Container Corporation of India Ltd (CONCOR) reported a 1.6% year-on-year decline in net profit to ₹298.5 crore in Q4 FY25, compared to ₹303.3 crore in the same quarter last year. The profit dip was partly attributed to changes in the depreciation calculation method. Revenue also declined 1.6% to ₹2,287.8 crore, down from ₹2,325 crore in Q4 FY24.

EBITDA came in at ₹526.6 crore, reflecting a 10% decline from ₹585.7 crore a year ago, leading to a drop in EBITDA margin to 23%, versus 25.2% in the previous year.

Despite the soft quarterly performance, CONCOR’s board announced a 1:4 bonus share issue, offering 1 new share for every 4 held. The move is expected to enhance stock liquidity and market participation.

CONCOR stock: Brokerages split after weak Q4 show

HSBC has maintained a Hold rating on CONCOR while cutting its target price to ₹740, citing weak Q4 results. The brokerage noted a 2% decline in revenue and 11% fall in EBITDA, and flagged continued earnings downgrade risk, even though management remains optimistic about growth in domestic and export segments.

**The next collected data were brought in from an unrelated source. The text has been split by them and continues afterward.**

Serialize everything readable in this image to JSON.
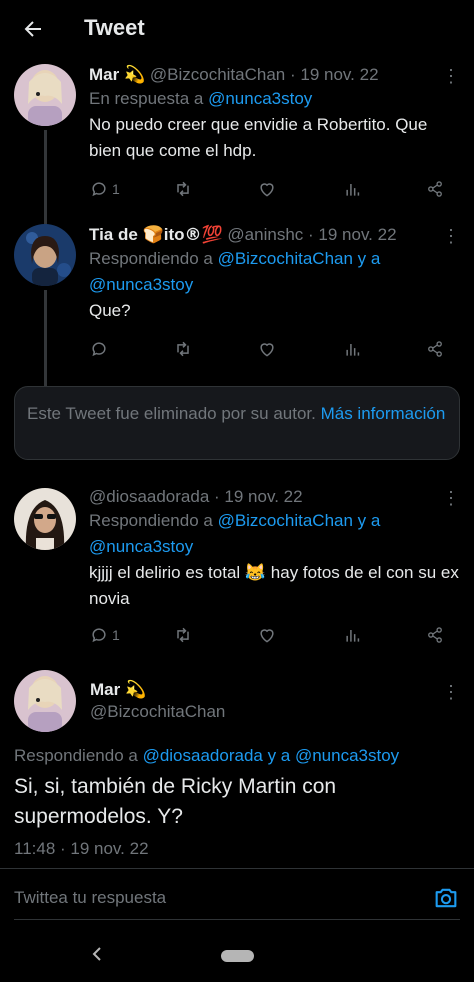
{
  "header": {
    "title": "Tweet"
  },
  "tweets": [
    {
      "name": "Mar",
      "name_emoji": "💫",
      "handle": "@BizcochitaChan",
      "date": "· 19 nov. 22",
      "reply_prefix": "En respuesta a",
      "reply_to": "@nunca3stoy",
      "text": "No puedo creer que envidie a Robertito. Que bien que come el hdp.",
      "replies": "1"
    },
    {
      "name": "Tia de",
      "name_suffix": "ito",
      "name_emoji_1": "🍞",
      "name_emoji_2": "®",
      "name_emoji_3": "💯",
      "handle": "@aninshc",
      "date": "· 19 nov. 22",
      "reply_prefix": "Respondiendo a",
      "reply_to": "@BizcochitaChan y a @nunca3stoy",
      "text": "Que?"
    },
    {
      "name": "",
      "handle": "@diosaadorada",
      "date": "· 19 nov. 22",
      "reply_prefix": "Respondiendo a",
      "reply_to": "@BizcochitaChan y a @nunca3stoy",
      "text": "kjjjj el delirio es total 😹 hay fotos de el con su ex novia",
      "replies": "1"
    }
  ],
  "deleted_notice": {
    "text": "Este Tweet fue eliminado por su autor.",
    "link": "Más información"
  },
  "main_tweet": {
    "name": "Mar",
    "name_emoji": "💫",
    "handle": "@BizcochitaChan",
    "reply_prefix": "Respondiendo a",
    "reply_to": "@diosaadorada y a @nunca3stoy",
    "text": "Si, si, también de Ricky Martin con supermodelos. Y?",
    "timestamp": "11:48 · 19 nov. 22"
  },
  "reply_bar": {
    "placeholder": "Twittea tu respuesta"
  },
  "colors": {
    "accent": "#1d9bf0",
    "muted": "#71767b",
    "background": "#000000"
  }
}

On the other hand, Jefferies has maintained a Buy rating and raised its target price to ₹825. Although Q4 EBITDA was below estimates due to weak volume growth and EXIM realisations, Jefferies highlighted that management has guided for 13% volume growth in FY26, led by steady 10% growth in EXIM.

The brokerage also sees Dedicated Freight Corridor (DFC) connectivity to JNPT as a key catalyst for long-term volume and margin expansion. Jefferies trimmed FY26–27 EBITDA estimates by 1–6% to reflect the Q4 softness, but remains positive on the structural growth story.